И тем не менее, сон этот я истолковал оптимистически. Все хорошо, подумал я, сон в руку никогда не бывает. По крайней мере, у меня. Что ни приснится – в жизни будет наоборот. И с Семой все обойдется, и с Хромополком.
– Ты сексот!
На журнальном столике, меж журналов и газет виднеется какая-то голубая самодельная карта с очень странной интригующей надписью. "Миграция двенадцати израильских колен (кавказцев)". Что за муть? Причем здесь кавказцы? Верно ли перевожу?
А может быть, снова сон?
Встаю, прохаживаюсь по комнате.
Снова – Ирма Хайнман с ее гипотезой о еврейском происхождении Киевской Руси. Снова – Кирилл, Столыпин, Пушкин. Пушкина б спасли!.. Почему все время неотвязно – Пушкин?
Хромополк прострелен в то же место. У врача-негра – такой же курчавый кустарник на голове.
Согласно свидетельствам, собранным Вересаевым, Пушкин чувствовал себя чужим в России. Квартирант в родном доме. В нем все было другим: и раскованность, и суматошность, и склад ума. Но друзья, атмосфера, патриотический накал брали свое. Защищать величие – дело чести великого. И он защищал. Защищал великий спор славян между собой. От чужого мнения, от ненашего взгляда. Польша – наша. На рожон лез. Патриотический рожон всегда у нас в чести. А тут еще под шестислойной тьмой психологических скрижалей вякает сознание квартирантского долга. Все его письма к престольному хозяину – плата за угол.
Друзья-поэты старшего – вельможного! – поколения, поучавшие и помыкавшие, делали это из глубочайших сердечных порывов. А он через не хочу, через унижение, через преодоление себя – из природной мудрости, широты и артистизма. Для людей такого склада, политическая злоба дня валится в озорную эпиграмму и водевиль, но никак не в оду.
Вся его одическая благолепь – с тем же пережимным акцентом. Лучше пережать, чем недожать. Черт с вами – мне жить надо. Прокатиться зайчиком, на дурачка – унижение еще похлеще.
Такая плата – не подхалимство, не примазывание. Такая плата – защита чести. Высокая болезнь. Потревоженная гордость.
И вам докажу, и себе. Себе – в первую очередь.
В такой же психологической тьме Пастернак с Мандельштамом полезли в христианство.
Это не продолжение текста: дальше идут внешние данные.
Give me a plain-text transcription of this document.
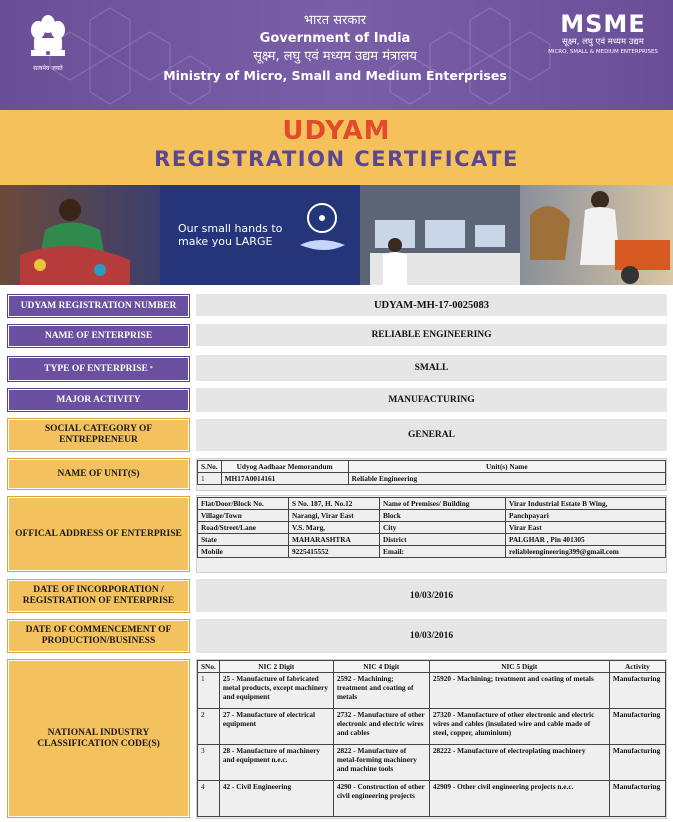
सत्यमेव जयते
भारत सरकार
Government of India
सूक्ष्म, लघु एवं मध्यम उद्यम मंत्रालय
Ministry of Micro, Small and Medium Enterprises
MSME
सूक्ष्म, लघु एवं मध्यम उद्यम
MICRO, SMALL & MEDIUM ENTERPRISES
UDYAM
REGISTRATION CERTIFICATE
Our small hands to
make you LARGE
UDYAM REGISTRATION NUMBER	UDYAM-MH-17-0025083
NAME OF ENTERPRISE	RELIABLE ENGINEERING
TYPE OF ENTERPRISE *	SMALL
MAJOR ACTIVITY	MANUFACTURING
SOCIAL CATEGORY OF ENTREPRENEUR	GENERAL
NAME OF UNIT(S)
S.No.	Udyog Aadhaar Memorandum	Unit(s) Name
1	MH17A0014161	Reliable Engineering
OFFICAL ADDRESS OF ENTERPRISE
Flat/Door/Block No.	S No. 187, H. No.12	Name of Premises/ Building	Virar Industrial Estate B Wing,
Village/Town	Narangi, Virar East	Block	Panchpayari
Road/Street/Lane	V.S. Marg,	City	Virar East
State	MAHARASHTRA	District	PALGHAR , Pin 401305
Mobile	9225415552	Email:	reliableengineering399@gmail.com
DATE OF INCORPORATION / REGISTRATION OF ENTERPRISE
10/03/2016
DATE OF COMMENCEMENT OF PRODUCTION/BUSINESS	10/03/2016
NATIONAL INDUSTRY CLASSIFICATION CODE(S)
SNo.	NIC 2 Digit	NIC 4 Digit	NIC 5 Digit	Activity
1	25 - Manufacture of fabricated metal products, except machinery and equipment	2592 - Machining; treatment and coating of metals	25920 - Machining; treatment and coating of metals	Manufacturing
2	27 - Manufacture of electrical equipment	2732 - Manufacture of other electronic and electric wires and cables	27320 - Manufacture of other electronic and electric wires and cables (insulated wire and cable made of steel, copper, aluminium)	Manufacturing
3	28 - Manufacture of machinery and equipment n.e.c.	2822 - Manufacture of metal-forming machinery and machine tools	28222 - Manufacture of electroplating machinery	Manufacturing
4	42 - Civil Engineering	4290 - Construction of other civil engineering projects	42909 - Other civil engineering projects n.e.c.	Manufacturing
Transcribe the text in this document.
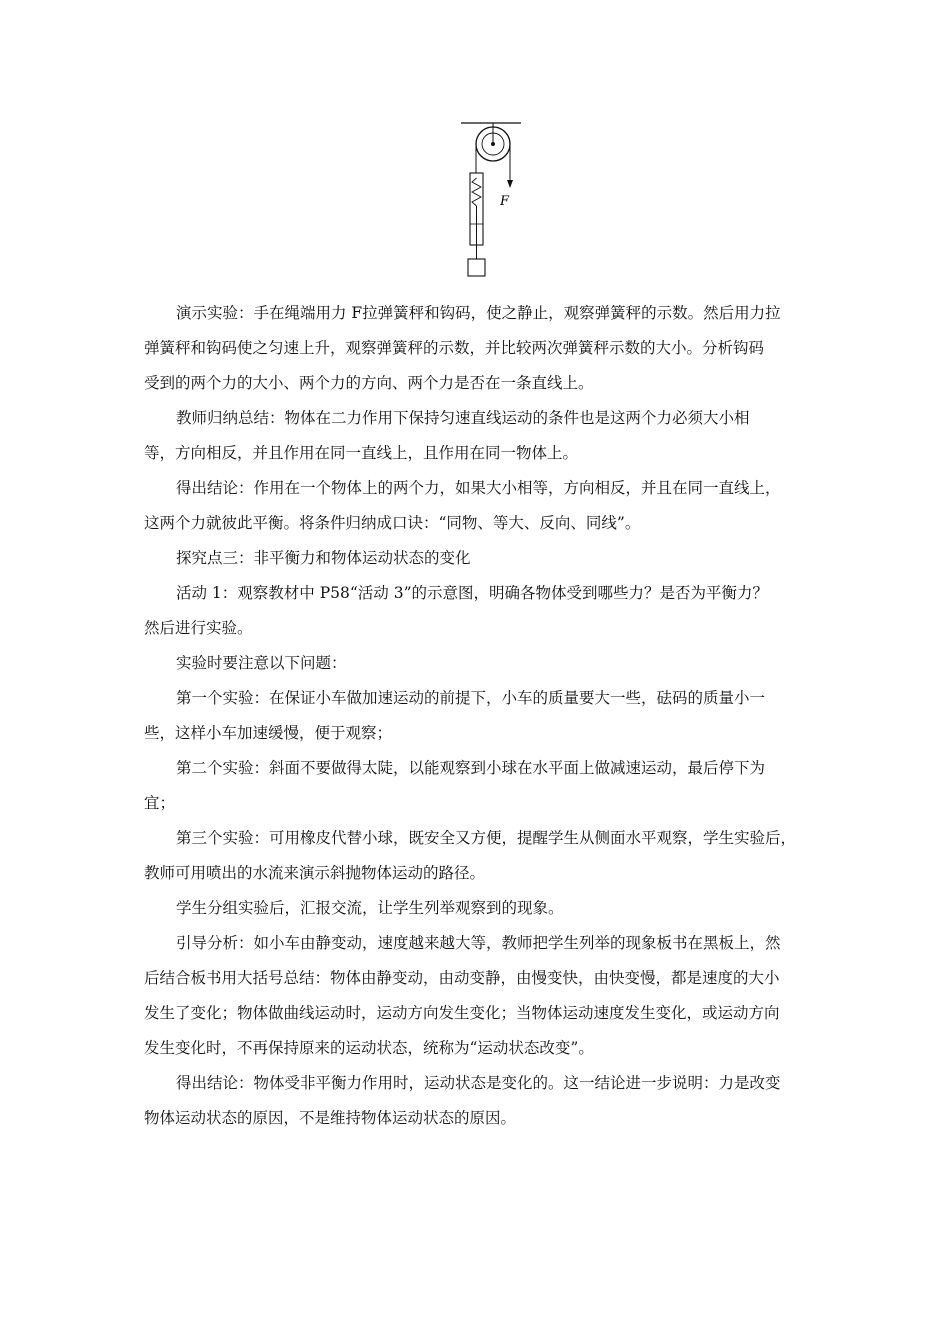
F

演示实验：手在绳端用力 F拉弹簧秤和钩码，使之静止，观察弹簧秤的示数。然后用力拉
弹簧秤和钩码使之匀速上升，观察弹簧秤的示数，并比较两次弹簧秤示数的大小。分析钩码
受到的两个力的大小、两个力的方向、两个力是否在一条直线上。

教师归纳总结：物体在二力作用下保持匀速直线运动的条件也是这两个力必须大小相
等，方向相反，并且作用在同一直线上，且作用在同一物体上。

得出结论：作用在一个物体上的两个力，如果大小相等，方向相反，并且在同一直线上，
这两个力就彼此平衡。将条件归纳成口诀：“同物、等大、反向、同线”。

探究点三：非平衡力和物体运动状态的变化

活动 1：观察教材中 P58“活动 3”的示意图，明确各物体受到哪些力？是否为平衡力？
然后进行实验。

实验时要注意以下问题：

第一个实验：在保证小车做加速运动的前提下，小车的质量要大一些，砝码的质量小一
些，这样小车加速缓慢，便于观察；

第二个实验：斜面不要做得太陡，以能观察到小球在水平面上做减速运动，最后停下为
宜；

第三个实验：可用橡皮代替小球，既安全又方便，提醒学生从侧面水平观察，学生实验后，
教师可用喷出的水流来演示斜抛物体运动的路径。

学生分组实验后，汇报交流，让学生列举观察到的现象。

引导分析：如小车由静变动，速度越来越大等，教师把学生列举的现象板书在黑板上，然
后结合板书用大括号总结：物体由静变动，由动变静，由慢变快，由快变慢，都是速度的大小
发生了变化；物体做曲线运动时，运动方向发生变化；当物体运动速度发生变化，或运动方向
发生变化时，不再保持原来的运动状态，统称为“运动状态改变”。

得出结论：物体受非平衡力作用时，运动状态是变化的。这一结论进一步说明：力是改变
物体运动状态的原因，不是维持物体运动状态的原因。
– Юрий Васильевич, чего это вы так низко раскланиваетесь с каждым встречным?
– Понимаете, Николай, – он Николаем меня звал, – гиперкомпенсирую, чтобы не ошибиться.
Дело было в Киргизии.
У всех у нас хоть раз в жизни, да бывает своя Киргизия.
Странная штука, никто из русофильских чистоплюев чужим Пушкина не считает. Будто, в самом деле, – наших голубых кровей. Загадка.
Россия – величина лирическая. Ее порядок, ее структура и поведение обусловлены не логикой, а лирикой. Сколько будет дважды два? Палка стоит в углу – лирический ответ.